Physician and physician practice manager response was predictable per the physician management company, Seawall Ventures' email, reporting responses to the announcement:
- From a group practice operations manager:
"Not only impacting the providers but the poor befuddled consumers who can add this “shop and compare” agony to cost comparisons for cell phone service, long distance calls, energy providers, and cable vs. dish. The impoverished will only look at cost and the well-off will have connections to identify the quality regardless of ratings. Those in the middle will have to sift through the mire in hopes of making an informed decision. And the result will depend on the economy."
"Plus, this underscores the continuing deteriorating practitioner situation. It is not enough to dictate payments through various means and organizations, but now to change assigned payments to a "list price" for patient negotiation."
- From a financial executive:
"How will office staffs respond to this unleashed challenge to multiple payment lists? There is no compensation for this new burden?"
" Managed care always promised that the payment was certain. Now, if we negotiate each CPT code, this is a frightful change"

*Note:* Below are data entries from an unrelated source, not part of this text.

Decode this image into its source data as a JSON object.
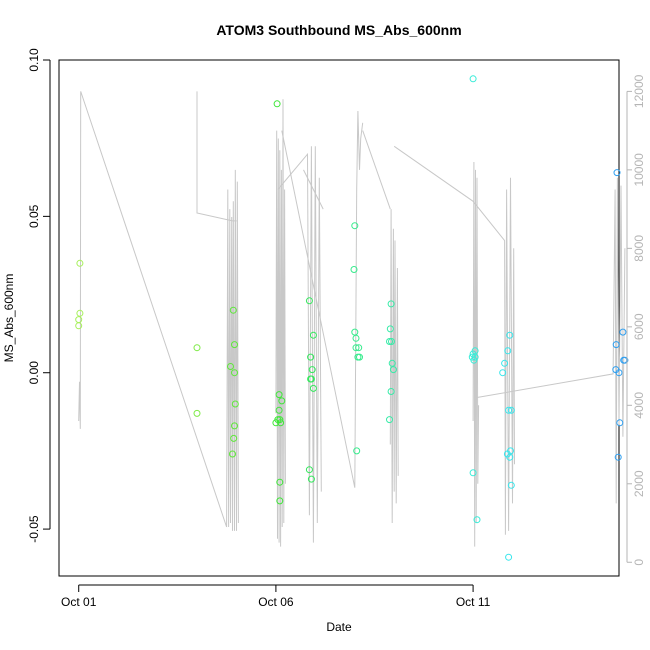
{
  "chart_data": {
    "type": "scatter",
    "title": "ATOM3 Southbound MS_Abs_600nm",
    "xlabel": "Date",
    "ylabel": "MS_Abs_600nm",
    "x_range": [
      -0.5,
      13.7
    ],
    "ylim": [
      -0.065,
      0.1
    ],
    "x_ticks": [
      {
        "value": 0,
        "label": "Oct 01"
      },
      {
        "value": 5,
        "label": "Oct 06"
      },
      {
        "value": 10,
        "label": "Oct 11"
      }
    ],
    "y_ticks": [
      {
        "value": -0.05,
        "label": "-0.05"
      },
      {
        "value": 0,
        "label": "0.00"
      },
      {
        "value": 0.05,
        "label": "0.05"
      },
      {
        "value": 0.1,
        "label": "0.10"
      }
    ],
    "y2_range": [
      -350,
      12800
    ],
    "y2_ticks": [
      0,
      2000,
      4000,
      6000,
      8000,
      10000,
      12000
    ],
    "y2_color": "#b5b5b5",
    "grid": false,
    "legend": "none",
    "point_style": "open-circle",
    "points": [
      {
        "x": 0.03,
        "y": 0.035,
        "color": "#a6f05a"
      },
      {
        "x": 0.03,
        "y": 0.019,
        "color": "#a6f05a"
      },
      {
        "x": 0.0,
        "y": 0.017,
        "color": "#a6f05a"
      },
      {
        "x": 0.0,
        "y": 0.015,
        "color": "#a6f05a"
      },
      {
        "x": 3.0,
        "y": 0.008,
        "color": "#7eea46"
      },
      {
        "x": 3.0,
        "y": -0.013,
        "color": "#7eea46"
      },
      {
        "x": 3.85,
        "y": 0.002,
        "color": "#5ee83a"
      },
      {
        "x": 3.92,
        "y": 0.02,
        "color": "#5ee83a"
      },
      {
        "x": 3.95,
        "y": 0.009,
        "color": "#5ee83a"
      },
      {
        "x": 3.95,
        "y": 0.0,
        "color": "#5ee83a"
      },
      {
        "x": 3.97,
        "y": -0.01,
        "color": "#5ee83a"
      },
      {
        "x": 3.95,
        "y": -0.017,
        "color": "#5ee83a"
      },
      {
        "x": 3.93,
        "y": -0.021,
        "color": "#5ee83a"
      },
      {
        "x": 3.9,
        "y": -0.026,
        "color": "#5ee83a"
      },
      {
        "x": 5.03,
        "y": 0.086,
        "color": "#3ee638"
      },
      {
        "x": 5.08,
        "y": -0.007,
        "color": "#3ee638"
      },
      {
        "x": 5.15,
        "y": -0.009,
        "color": "#3ee638"
      },
      {
        "x": 5.08,
        "y": -0.012,
        "color": "#3ee638"
      },
      {
        "x": 5.05,
        "y": -0.015,
        "color": "#3ee638"
      },
      {
        "x": 5.0,
        "y": -0.016,
        "color": "#3ee638"
      },
      {
        "x": 5.12,
        "y": -0.016,
        "color": "#3ee638"
      },
      {
        "x": 5.1,
        "y": -0.015,
        "color": "#3ee638"
      },
      {
        "x": 5.1,
        "y": -0.035,
        "color": "#3ee638"
      },
      {
        "x": 5.1,
        "y": -0.041,
        "color": "#3ee638"
      },
      {
        "x": 5.85,
        "y": 0.023,
        "color": "#33e85c"
      },
      {
        "x": 5.95,
        "y": 0.012,
        "color": "#33e85c"
      },
      {
        "x": 5.88,
        "y": 0.005,
        "color": "#33e85c"
      },
      {
        "x": 5.92,
        "y": 0.001,
        "color": "#33e85c"
      },
      {
        "x": 5.9,
        "y": -0.002,
        "color": "#33e85c"
      },
      {
        "x": 5.88,
        "y": -0.002,
        "color": "#33e85c"
      },
      {
        "x": 5.95,
        "y": -0.005,
        "color": "#33e85c"
      },
      {
        "x": 5.85,
        "y": -0.031,
        "color": "#33e85c"
      },
      {
        "x": 5.9,
        "y": -0.034,
        "color": "#33e85c"
      },
      {
        "x": 7.0,
        "y": 0.047,
        "color": "#36eb8c"
      },
      {
        "x": 6.98,
        "y": 0.033,
        "color": "#36eb8c"
      },
      {
        "x": 7.0,
        "y": 0.013,
        "color": "#36eb8c"
      },
      {
        "x": 7.03,
        "y": 0.011,
        "color": "#36eb8c"
      },
      {
        "x": 7.03,
        "y": 0.008,
        "color": "#36eb8c"
      },
      {
        "x": 7.1,
        "y": 0.008,
        "color": "#36eb8c"
      },
      {
        "x": 7.08,
        "y": 0.005,
        "color": "#36eb8c"
      },
      {
        "x": 7.12,
        "y": 0.005,
        "color": "#36eb8c"
      },
      {
        "x": 7.05,
        "y": -0.025,
        "color": "#36eb8c"
      },
      {
        "x": 7.92,
        "y": 0.022,
        "color": "#38eba8"
      },
      {
        "x": 7.9,
        "y": 0.014,
        "color": "#38eba8"
      },
      {
        "x": 7.88,
        "y": 0.01,
        "color": "#38eba8"
      },
      {
        "x": 7.93,
        "y": 0.01,
        "color": "#38eba8"
      },
      {
        "x": 7.95,
        "y": 0.003,
        "color": "#38eba8"
      },
      {
        "x": 7.98,
        "y": 0.001,
        "color": "#38eba8"
      },
      {
        "x": 7.92,
        "y": -0.006,
        "color": "#38eba8"
      },
      {
        "x": 7.88,
        "y": -0.015,
        "color": "#38eba8"
      },
      {
        "x": 10.0,
        "y": 0.094,
        "color": "#38ecd8"
      },
      {
        "x": 10.05,
        "y": 0.007,
        "color": "#38ecd8"
      },
      {
        "x": 10.0,
        "y": 0.006,
        "color": "#38ecd8"
      },
      {
        "x": 9.98,
        "y": 0.005,
        "color": "#38ecd8"
      },
      {
        "x": 10.05,
        "y": 0.005,
        "color": "#38ecd8"
      },
      {
        "x": 10.02,
        "y": 0.004,
        "color": "#38ecd8"
      },
      {
        "x": 10.0,
        "y": -0.032,
        "color": "#38ecd8"
      },
      {
        "x": 10.1,
        "y": -0.047,
        "color": "#38ecd8"
      },
      {
        "x": 10.93,
        "y": 0.012,
        "color": "#38e6ec"
      },
      {
        "x": 10.88,
        "y": 0.007,
        "color": "#38e6ec"
      },
      {
        "x": 10.8,
        "y": 0.003,
        "color": "#38e6ec"
      },
      {
        "x": 10.75,
        "y": 0.0,
        "color": "#38e6ec"
      },
      {
        "x": 10.9,
        "y": -0.012,
        "color": "#38e6ec"
      },
      {
        "x": 10.97,
        "y": -0.012,
        "color": "#38e6ec"
      },
      {
        "x": 10.95,
        "y": -0.025,
        "color": "#38e6ec"
      },
      {
        "x": 10.87,
        "y": -0.026,
        "color": "#38e6ec"
      },
      {
        "x": 10.93,
        "y": -0.027,
        "color": "#38e6ec"
      },
      {
        "x": 10.97,
        "y": -0.036,
        "color": "#38e6ec"
      },
      {
        "x": 10.9,
        "y": -0.059,
        "color": "#38e6ec"
      },
      {
        "x": 13.65,
        "y": 0.064,
        "color": "#2f9ff0"
      },
      {
        "x": 13.8,
        "y": 0.013,
        "color": "#2f9ff0"
      },
      {
        "x": 13.63,
        "y": 0.009,
        "color": "#2f9ff0"
      },
      {
        "x": 13.82,
        "y": 0.004,
        "color": "#2f9ff0"
      },
      {
        "x": 13.85,
        "y": 0.004,
        "color": "#2f9ff0"
      },
      {
        "x": 13.62,
        "y": 0.001,
        "color": "#2f9ff0"
      },
      {
        "x": 13.7,
        "y": 0.0,
        "color": "#2f9ff0"
      },
      {
        "x": 13.72,
        "y": -0.016,
        "color": "#2f9ff0"
      },
      {
        "x": 13.68,
        "y": -0.027,
        "color": "#2f9ff0"
      }
    ],
    "secondary_series": {
      "type": "line",
      "color": "#c8c8c8",
      "points": [
        [
          0.0,
          3600
        ],
        [
          0.02,
          4500
        ],
        [
          0.03,
          3900
        ],
        [
          0.05,
          12000
        ],
        [
          3.73,
          900
        ],
        [
          3.75,
          1400
        ],
        [
          3.0,
          12000
        ],
        [
          3.0,
          10000
        ],
        [
          3.0,
          9900
        ],
        [
          3.0,
          10000
        ],
        [
          3.0,
          12000
        ],
        [
          3.0,
          12000
        ],
        [
          3.0,
          10000
        ],
        [
          3.0,
          9900
        ],
        [
          3.0,
          10000
        ],
        [
          3.0,
          12000
        ]
      ]
    }
  }
}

Advocates of consumerism in healthcare were much more positive, of course:
"I applaud Aetna for taking a significant step toward transparency of health care pricing," said Regina Herzlinger, the Nancy R. McPherson Professor of Business Administration, Harvard Business School. "Consumers should know how much a service will cost them before they make the purchase, and health care should be no exception."
"The industry has long taken the position that health care pricing is proprietary, and therefore has not shared the true costs of medical services with consumers on a prospective basis--only after care is received," said Ray Herschman, National Consulting Practice Leader, Mercer Health and Benefits Consulting. "Employers and consumers will be very encouraged by Aetna 's pilot program; we believe this important milestone, on the road to a more transparent consumer-driven healthcare marketplace, will lead to more of this important information being shared with consumers."

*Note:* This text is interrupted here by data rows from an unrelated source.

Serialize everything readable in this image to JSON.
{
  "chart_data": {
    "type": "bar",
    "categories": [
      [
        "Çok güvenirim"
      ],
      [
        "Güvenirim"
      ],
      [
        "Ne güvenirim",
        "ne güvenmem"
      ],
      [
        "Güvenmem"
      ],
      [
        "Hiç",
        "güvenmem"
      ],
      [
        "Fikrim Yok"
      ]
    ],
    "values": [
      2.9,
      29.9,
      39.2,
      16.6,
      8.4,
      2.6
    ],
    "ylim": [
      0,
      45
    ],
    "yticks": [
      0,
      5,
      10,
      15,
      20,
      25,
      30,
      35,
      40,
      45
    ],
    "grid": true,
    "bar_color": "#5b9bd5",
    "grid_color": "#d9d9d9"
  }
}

Transparency of pricing in healthcare is essential to allow consumers to act like consumers and to choose care that they want for themselves.
The September 8, 2005 Cranky Consumer column in the Wall Street Journal, taking their cue from the Aetna announcement, reported on their experience in shopping for price of an MRI in the New York area. They called a cross section of providers seeking prices for a no-contrast MRI of the lumbar spine and for a mammogram. The range of prices for the MRI was $400-$1500 and for the mammogram the range was $50-$300.
They were readily able to get prices. But often there was significant disparity within the same organization over quoted pricing depending upon whether they talked to billing or to a clinical department.
Pricing in healthcare is little understood by most. For example, most people do not understand the role of government in setting prices. The US has price controls in healthcare set by the Medicare price list. Each fall providers wait anxiously to receive their new price list from Uncle Sugar.
The government also encourages the relentless rise in prices by restricting access to care and imposing regulatory burden. And the government for many years encouraged physicians to raise their prices every six months in order to get paid more by increasing their “charge profile” with Medicare under the reasonable and customary charge doctrine. This practice was discontinued a couple of decades ago but not before huge price inflation for services had occurred.

President Johnson signing Medicare into law.
Related to this latter practice, true production costs were decoupled from prices around forty years ago resulting in the complete fabrication of pricing that exists today. The role of government in both creating and sustaining this faux pricing is seldom discussed.
The only way consumers will be able to make intelligent choices is to understand what they need, understand what it costs, and understand what outcomes to expect--including quality. Providers can only survive in this environment if they understand their true production costs and, like everyone else in the world, seek to continuously improve productivity and innovation at the point of care delivery.
This is a step in the right direction and supports the Abramson Center for the Future of Health's principle of transparency. I never thought I would say anything good about Aetna, but give credit where credit is due.